IAD's monthly record lows, even though from a POR dating only to 1962, Jan, Feb, and May thru Nov look implausibly extreme to be matched. I doubt whether it will ever see zone 5 temps again.
For Portland, OR, July 2009 was pretty incredible. But, with temperatures rising, that could happen again. January 1950 will NEVER happen again.
Same here. January 2009 was impressive up here with 105F (41.5C) being recorded on Vancouver Island. Many new records were set along the ocean similar to that, but nothing compares to January 1950. As a matter of fact, I was looking at a climate site the other day that flags errors in the climate database, and they flagged January 1950 as an error... for every single weather station that I looked at. Ya, like all the weather stations are going glitch all at the same time in the same direction!

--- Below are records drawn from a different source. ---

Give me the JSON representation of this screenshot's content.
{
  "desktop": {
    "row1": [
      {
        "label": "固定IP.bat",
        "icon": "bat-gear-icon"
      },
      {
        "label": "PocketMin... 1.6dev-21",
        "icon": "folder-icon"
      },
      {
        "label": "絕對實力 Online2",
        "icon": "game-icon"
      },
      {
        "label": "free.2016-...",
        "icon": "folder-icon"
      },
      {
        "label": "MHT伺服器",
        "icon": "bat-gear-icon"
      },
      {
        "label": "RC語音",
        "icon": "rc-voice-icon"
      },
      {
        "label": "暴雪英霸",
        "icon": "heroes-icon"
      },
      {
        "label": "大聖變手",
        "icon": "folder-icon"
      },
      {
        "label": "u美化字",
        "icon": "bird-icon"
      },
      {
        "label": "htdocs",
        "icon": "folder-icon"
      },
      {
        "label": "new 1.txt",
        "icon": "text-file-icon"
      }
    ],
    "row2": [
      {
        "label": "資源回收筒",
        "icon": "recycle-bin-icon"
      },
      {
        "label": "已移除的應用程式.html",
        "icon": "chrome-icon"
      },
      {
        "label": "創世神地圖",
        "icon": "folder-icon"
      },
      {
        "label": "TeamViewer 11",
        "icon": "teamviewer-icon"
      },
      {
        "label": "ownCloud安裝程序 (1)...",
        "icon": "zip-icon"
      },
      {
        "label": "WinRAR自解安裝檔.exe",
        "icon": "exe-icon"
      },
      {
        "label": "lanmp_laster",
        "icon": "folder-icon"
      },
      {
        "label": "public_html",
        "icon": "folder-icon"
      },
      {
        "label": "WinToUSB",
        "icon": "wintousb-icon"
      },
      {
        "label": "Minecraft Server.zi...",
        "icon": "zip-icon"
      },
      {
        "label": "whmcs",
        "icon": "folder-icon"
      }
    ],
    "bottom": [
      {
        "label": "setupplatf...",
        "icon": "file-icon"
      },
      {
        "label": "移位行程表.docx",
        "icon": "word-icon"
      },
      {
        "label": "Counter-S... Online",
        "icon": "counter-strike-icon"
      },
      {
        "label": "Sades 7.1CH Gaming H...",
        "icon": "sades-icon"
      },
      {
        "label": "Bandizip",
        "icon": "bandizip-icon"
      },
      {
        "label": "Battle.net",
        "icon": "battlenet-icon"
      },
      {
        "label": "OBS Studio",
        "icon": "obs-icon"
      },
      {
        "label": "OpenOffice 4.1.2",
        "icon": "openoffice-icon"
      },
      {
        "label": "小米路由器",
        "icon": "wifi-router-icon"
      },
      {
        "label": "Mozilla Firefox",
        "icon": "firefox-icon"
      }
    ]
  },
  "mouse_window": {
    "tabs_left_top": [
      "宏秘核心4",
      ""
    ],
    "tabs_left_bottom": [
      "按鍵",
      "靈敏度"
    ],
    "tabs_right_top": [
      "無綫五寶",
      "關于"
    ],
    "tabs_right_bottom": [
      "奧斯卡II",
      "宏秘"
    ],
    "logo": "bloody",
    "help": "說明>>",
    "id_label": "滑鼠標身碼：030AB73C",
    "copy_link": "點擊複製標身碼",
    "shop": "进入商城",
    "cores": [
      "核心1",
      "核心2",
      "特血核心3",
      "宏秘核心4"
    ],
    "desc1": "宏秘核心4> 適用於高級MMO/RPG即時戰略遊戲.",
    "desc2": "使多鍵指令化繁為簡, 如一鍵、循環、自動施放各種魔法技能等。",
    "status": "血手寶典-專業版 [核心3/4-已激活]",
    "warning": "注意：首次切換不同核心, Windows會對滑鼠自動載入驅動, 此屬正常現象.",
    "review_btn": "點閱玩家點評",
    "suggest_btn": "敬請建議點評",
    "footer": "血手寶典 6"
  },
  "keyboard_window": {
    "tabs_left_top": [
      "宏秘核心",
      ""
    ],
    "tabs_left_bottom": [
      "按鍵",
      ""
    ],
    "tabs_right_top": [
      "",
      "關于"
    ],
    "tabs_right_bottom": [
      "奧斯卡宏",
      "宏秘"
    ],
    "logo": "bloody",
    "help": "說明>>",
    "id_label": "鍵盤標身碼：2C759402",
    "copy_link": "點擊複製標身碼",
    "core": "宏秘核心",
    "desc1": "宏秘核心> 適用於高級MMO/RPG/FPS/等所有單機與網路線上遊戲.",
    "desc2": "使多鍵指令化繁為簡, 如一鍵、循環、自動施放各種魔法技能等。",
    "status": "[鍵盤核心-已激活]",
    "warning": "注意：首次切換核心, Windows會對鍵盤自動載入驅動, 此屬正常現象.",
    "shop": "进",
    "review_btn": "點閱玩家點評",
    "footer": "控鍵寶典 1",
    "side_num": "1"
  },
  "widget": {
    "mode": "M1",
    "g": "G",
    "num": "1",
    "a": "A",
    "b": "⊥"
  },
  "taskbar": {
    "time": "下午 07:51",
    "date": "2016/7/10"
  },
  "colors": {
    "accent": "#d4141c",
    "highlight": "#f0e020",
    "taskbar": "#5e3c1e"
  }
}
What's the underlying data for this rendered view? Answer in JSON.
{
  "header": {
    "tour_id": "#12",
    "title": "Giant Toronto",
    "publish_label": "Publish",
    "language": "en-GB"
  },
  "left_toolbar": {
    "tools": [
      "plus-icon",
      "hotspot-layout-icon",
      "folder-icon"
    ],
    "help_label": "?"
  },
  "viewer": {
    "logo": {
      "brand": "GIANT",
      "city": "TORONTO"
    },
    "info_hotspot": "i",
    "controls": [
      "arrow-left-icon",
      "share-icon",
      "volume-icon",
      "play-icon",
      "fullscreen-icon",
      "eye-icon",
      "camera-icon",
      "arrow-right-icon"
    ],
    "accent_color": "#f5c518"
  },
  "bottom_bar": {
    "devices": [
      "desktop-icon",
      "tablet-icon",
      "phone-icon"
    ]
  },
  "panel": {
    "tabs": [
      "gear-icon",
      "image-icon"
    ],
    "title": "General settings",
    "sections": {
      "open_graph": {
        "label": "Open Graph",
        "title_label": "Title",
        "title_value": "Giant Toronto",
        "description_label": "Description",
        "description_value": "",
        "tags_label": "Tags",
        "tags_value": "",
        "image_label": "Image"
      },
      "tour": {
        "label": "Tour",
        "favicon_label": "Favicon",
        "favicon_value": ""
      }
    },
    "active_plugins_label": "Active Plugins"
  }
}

Good question... perhaps record low –43.0 °C from January 1940. That is almoust same as whole Estonian record low -43.5 °C (at Jõgeva, 17 January 1940)
But an absolutely unbreakable weather record is the 0.0 mm precipitation from August 2002
Here in Charleston, I'd say the snow storm we had on November 21, 2006 (with thunder snow!) would have to be high on the list. It could happen earlier, but it is hard to get snow here in January, let alone November with the higher sun angle.
I'd also say that the lowest maximum high we've ever had, 20F during our rare Christmas 1989 snowstorm is safe. There's nothing within six degrees of that.
I say all temperature records but one can be broken in Chicagoland. Collegeville Indiana 50 miles outside the city of Chicago recorded a state record max temp of 116F/47C July 1936
I don't think this precipitation record can easily be broken either. Not for the city of Chicago it's self, but for the western suburbs. Aurora (29 miles from MDW) in July 1996 heaviest 24 hour rainfall total in Illinois history 17 inches (432mm) recorded.
Quote:
2nd highest 24 hour rainfall in the nation’s history, outside of hurricanes
Most of monthly lowest temps are unlikely to get broken in large cities due to urbanization.
On the other side, there are many old high temps that are likely to remain as records due to lack of standarization of the stations, as long as the series of data are not revised (forever thank you Australian BOM for erasing that absurd record from Cloncurry).